5) Explanatory documents for test subjects
As a general rule, Section 6 of the current guidelines should be followed. The test subject should be provided with thorough explanations about the purpose, content, and method of the test, its possible side-effects and radiation exposure. The subject’s understanding of the protocol should be sought, and his or her consent obtained. For matters regarding the amount of radiation exposure, concrete descriptions should be provided by making a comparison with tests that are more generally familiar.
- ICRP: 1990 Recommendations of the International Commission on Radiological Protection.

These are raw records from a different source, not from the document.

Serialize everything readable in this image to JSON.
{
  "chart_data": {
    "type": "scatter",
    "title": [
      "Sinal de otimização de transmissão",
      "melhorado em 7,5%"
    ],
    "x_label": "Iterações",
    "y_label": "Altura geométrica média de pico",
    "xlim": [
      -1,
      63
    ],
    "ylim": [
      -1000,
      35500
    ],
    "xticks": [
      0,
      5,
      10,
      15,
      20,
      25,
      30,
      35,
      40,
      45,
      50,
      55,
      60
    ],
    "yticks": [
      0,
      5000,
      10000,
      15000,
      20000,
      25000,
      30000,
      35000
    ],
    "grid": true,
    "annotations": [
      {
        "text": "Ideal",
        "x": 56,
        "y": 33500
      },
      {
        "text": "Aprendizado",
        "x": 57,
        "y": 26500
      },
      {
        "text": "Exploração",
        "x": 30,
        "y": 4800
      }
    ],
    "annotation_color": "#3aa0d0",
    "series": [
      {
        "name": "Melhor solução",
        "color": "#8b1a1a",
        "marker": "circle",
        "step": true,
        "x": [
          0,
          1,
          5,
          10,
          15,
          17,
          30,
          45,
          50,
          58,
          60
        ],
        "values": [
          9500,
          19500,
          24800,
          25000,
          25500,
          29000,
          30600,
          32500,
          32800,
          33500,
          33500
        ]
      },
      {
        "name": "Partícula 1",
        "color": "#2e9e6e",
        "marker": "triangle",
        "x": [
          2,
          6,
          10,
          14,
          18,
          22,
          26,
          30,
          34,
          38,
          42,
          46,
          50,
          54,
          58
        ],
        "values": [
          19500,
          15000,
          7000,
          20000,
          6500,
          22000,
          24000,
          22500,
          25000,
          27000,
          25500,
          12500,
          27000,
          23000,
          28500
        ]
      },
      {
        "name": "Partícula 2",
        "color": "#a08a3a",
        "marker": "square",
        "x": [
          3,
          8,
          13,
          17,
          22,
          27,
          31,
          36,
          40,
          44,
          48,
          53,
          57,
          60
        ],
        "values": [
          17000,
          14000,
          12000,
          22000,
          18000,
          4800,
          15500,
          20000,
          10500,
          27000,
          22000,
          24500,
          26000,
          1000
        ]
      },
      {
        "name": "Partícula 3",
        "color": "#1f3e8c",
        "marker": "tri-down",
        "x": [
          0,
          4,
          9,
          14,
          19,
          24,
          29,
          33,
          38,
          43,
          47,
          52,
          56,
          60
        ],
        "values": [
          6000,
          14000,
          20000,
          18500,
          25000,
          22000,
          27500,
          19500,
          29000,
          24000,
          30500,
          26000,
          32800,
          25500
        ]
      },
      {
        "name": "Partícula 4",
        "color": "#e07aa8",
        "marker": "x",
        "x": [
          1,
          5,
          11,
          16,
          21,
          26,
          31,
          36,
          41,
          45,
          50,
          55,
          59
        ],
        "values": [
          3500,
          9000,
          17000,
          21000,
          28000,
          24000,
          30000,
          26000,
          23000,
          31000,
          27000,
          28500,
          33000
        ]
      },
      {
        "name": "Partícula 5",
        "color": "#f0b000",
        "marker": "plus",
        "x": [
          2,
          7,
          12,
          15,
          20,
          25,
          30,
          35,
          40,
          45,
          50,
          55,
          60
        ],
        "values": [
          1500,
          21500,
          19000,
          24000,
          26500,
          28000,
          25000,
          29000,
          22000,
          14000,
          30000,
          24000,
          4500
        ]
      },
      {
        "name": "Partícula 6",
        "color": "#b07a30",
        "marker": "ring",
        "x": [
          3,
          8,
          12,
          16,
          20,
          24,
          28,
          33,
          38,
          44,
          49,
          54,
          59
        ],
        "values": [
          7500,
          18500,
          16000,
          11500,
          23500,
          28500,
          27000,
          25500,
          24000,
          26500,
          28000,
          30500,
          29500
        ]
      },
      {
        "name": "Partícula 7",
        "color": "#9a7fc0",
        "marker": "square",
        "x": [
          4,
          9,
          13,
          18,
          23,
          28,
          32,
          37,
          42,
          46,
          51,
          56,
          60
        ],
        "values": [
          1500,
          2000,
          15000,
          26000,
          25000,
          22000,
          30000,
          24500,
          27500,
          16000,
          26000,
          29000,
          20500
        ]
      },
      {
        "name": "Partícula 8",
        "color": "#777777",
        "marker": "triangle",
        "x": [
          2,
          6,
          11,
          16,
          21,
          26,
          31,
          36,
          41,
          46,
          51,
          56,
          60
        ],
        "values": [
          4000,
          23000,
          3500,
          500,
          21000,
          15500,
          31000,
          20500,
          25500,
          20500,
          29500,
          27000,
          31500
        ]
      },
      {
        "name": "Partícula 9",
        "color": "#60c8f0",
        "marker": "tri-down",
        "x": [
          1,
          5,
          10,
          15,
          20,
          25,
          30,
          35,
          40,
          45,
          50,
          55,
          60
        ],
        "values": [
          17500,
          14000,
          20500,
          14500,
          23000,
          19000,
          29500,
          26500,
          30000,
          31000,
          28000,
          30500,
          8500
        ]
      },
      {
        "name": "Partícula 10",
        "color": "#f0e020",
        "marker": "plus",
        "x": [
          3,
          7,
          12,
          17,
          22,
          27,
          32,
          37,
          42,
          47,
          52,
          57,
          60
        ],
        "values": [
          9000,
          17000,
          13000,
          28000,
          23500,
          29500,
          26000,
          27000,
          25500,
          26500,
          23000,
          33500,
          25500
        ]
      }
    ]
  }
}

ICRP Publication 60, Pergamon Press, Oxford, England, 1990. (1990 Recommendations of the International Commission on Radiological Protection, Japan Radioisotope Association Isotope, trans.) ICRP Publication62：Radiological Protection in Biomedical Research．Adopted by the Commission in November 1992．Annals of the ICRP Pergamon Press Ltd．1993
- Japanese Society for Nuclear Medicine, PET Working Group: Guidelines for conducting PET tests using in-hospital FDG. Nuclear Medicine 38: 131-7, 2001.
- Japan Radioisotope Association, Division of Medicine and Pharmacology, Cyclotron Nuclear Medicine Usage Special Committee: Guidelines concerning the assessment of safety of in-hospital cyclotron radioactive agents in pre-clinical stage. Radioisotopes 35: 616-8, 1986.
- Japan Radioisotope Association, Division of Medicine and Pharmacology, Cyclotron Nuclear Medicine Usage Special Committee: Standards of radioactive agents approved as mature agents by Cyclotron Nuclear Medicine Usage Special Committee and guidelines for their clinical usage (revised 1999). Radioisotopes 48 (12): i-xxvi, 1999.